Por Sabino Mostaccio, especial para NOVA.
En el día de hoy, 17 de agosto de 2012, recordamos un nuevo aniversario del paso a la inmortalidad del general don José de San Martín, y, por lo tanto, nuevamente nos toca honrar la memoria de un gran hombre que entregó todo lo que tenía por una causa más grande que él mismo, y puso su vida al servicio de la libertad de media Sudamérica.
Este ilustre patriota conoció en vida la admiración sincera de mucha gente sencilla y fue víctima de la envidia y los agravios de muchos otros. Respetado por sus enemigos en el campo de batalla y admirado por los hombres que tuvo a su mando, dispuestos a sacrificar lo más preciado por su general y la noble causa que este encarnaba.
José de San Martín continuó junto a sus hermanos la estela de su padre y de muy joven siguió la carrera militar al servicio de la patria de sus mayores, España, y le tributó grandes servicios defendiendo con ardor su integridad y su prestigio frente a los muchos enemigos que la amenazaban.
En 1812, habiéndose batido con éxito en varias ocasiones contra uno de los mejores ejércitos del mundo, la "Grandee Armee" de Napoleón, tomó una decisión crucial en su vida y que marcaría el destino de tres naciones: decidió abandonar su promisoria carrera militar en el ejercito real y, sintiendo el llamado de su tierra natal, en la que había vivido tan solo seis años en su niñez, decidió cruzar el enorme océano para iniciar un nueva vida al servicio de esa patria que, por entonces, y a los tumbos, iniciaba su vida independiente. Era el hombre perfecto para la hora más urgente en nuestra historia.
Así en el transcurso de una década, junto a sus más valientes subordinados, este hombre fue construyendo su leyenda, batiendo a los enemigos externos de su patria y asegurando la libertad de otros dos pueblos hermanos.
Entregó todo, su conocimiento de la ciencia militar y sus dotes de liderazgo por la libertad de las generaciones venideras, libertad que se abonó con la sangre de tantos otros compatriotas.

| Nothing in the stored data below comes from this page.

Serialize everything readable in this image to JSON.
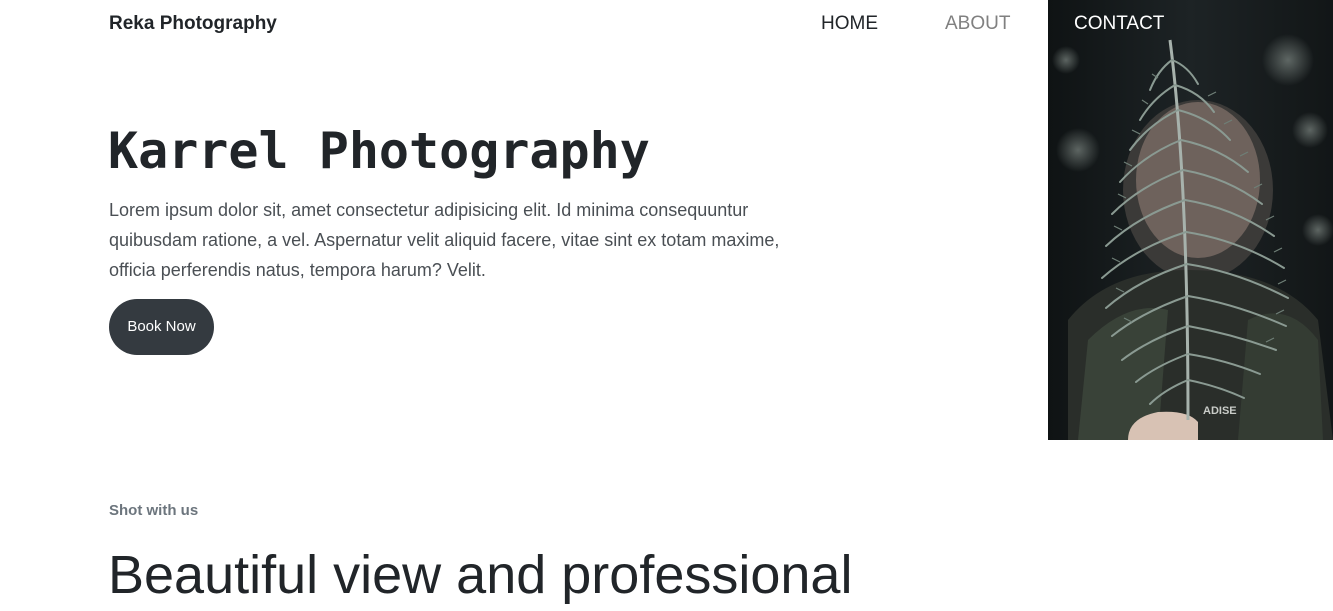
{
  "nav": {
    "brand": "Reka Photography",
    "links": [
      "HOME",
      "ABOUT",
      "CONTACT"
    ]
  },
  "hero": {
    "title": "Karrel Photography",
    "text": "Lorem ipsum dolor sit, amet consectetur adipisicing elit. Id minima consequuntur quibusdam ratione, a vel. Aspernatur velit aliquid facere, vitae sint ex totam maxime, officia perferendis natus, tempora harum? Velit.",
    "button_label": "Book Now",
    "photo_shirt_text": "ADISE"
  },
  "section": {
    "eyebrow": "Shot with us",
    "heading": "Beautiful view and professional"
  },
  "colors": {
    "button_bg": "#343a40",
    "photo_bg": "#1a1f21",
    "fern": "#8a9a92",
    "nav_muted": "#808080"
  }
}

Precisamente, fue su inmensa humildad, su odio a la anarquía y a las mezquindades políticas que sembraron la muerte y la guerra civil en el continente que él y tantos habían contribuido a liberar del yugo colonial, lo que lo impulsó a abandonar su carrera en la cúspide de su gloria y a refugiarse en su familia, su hija y sus nietas, que alegraron sus últimos días.
Un 17 de agosto de 1850, este gran hombre abandonaba la vida terrenal para entrar definitivamente en la leyenda y volverse un ícono de una nacionalidad argentina que aún hoy luchamos por solidificar. Que la memoria de aquel hombre sirva como estela de humanidad y sacrificio para esta magna labor. ¡Gloria y honor al buen general San Martín!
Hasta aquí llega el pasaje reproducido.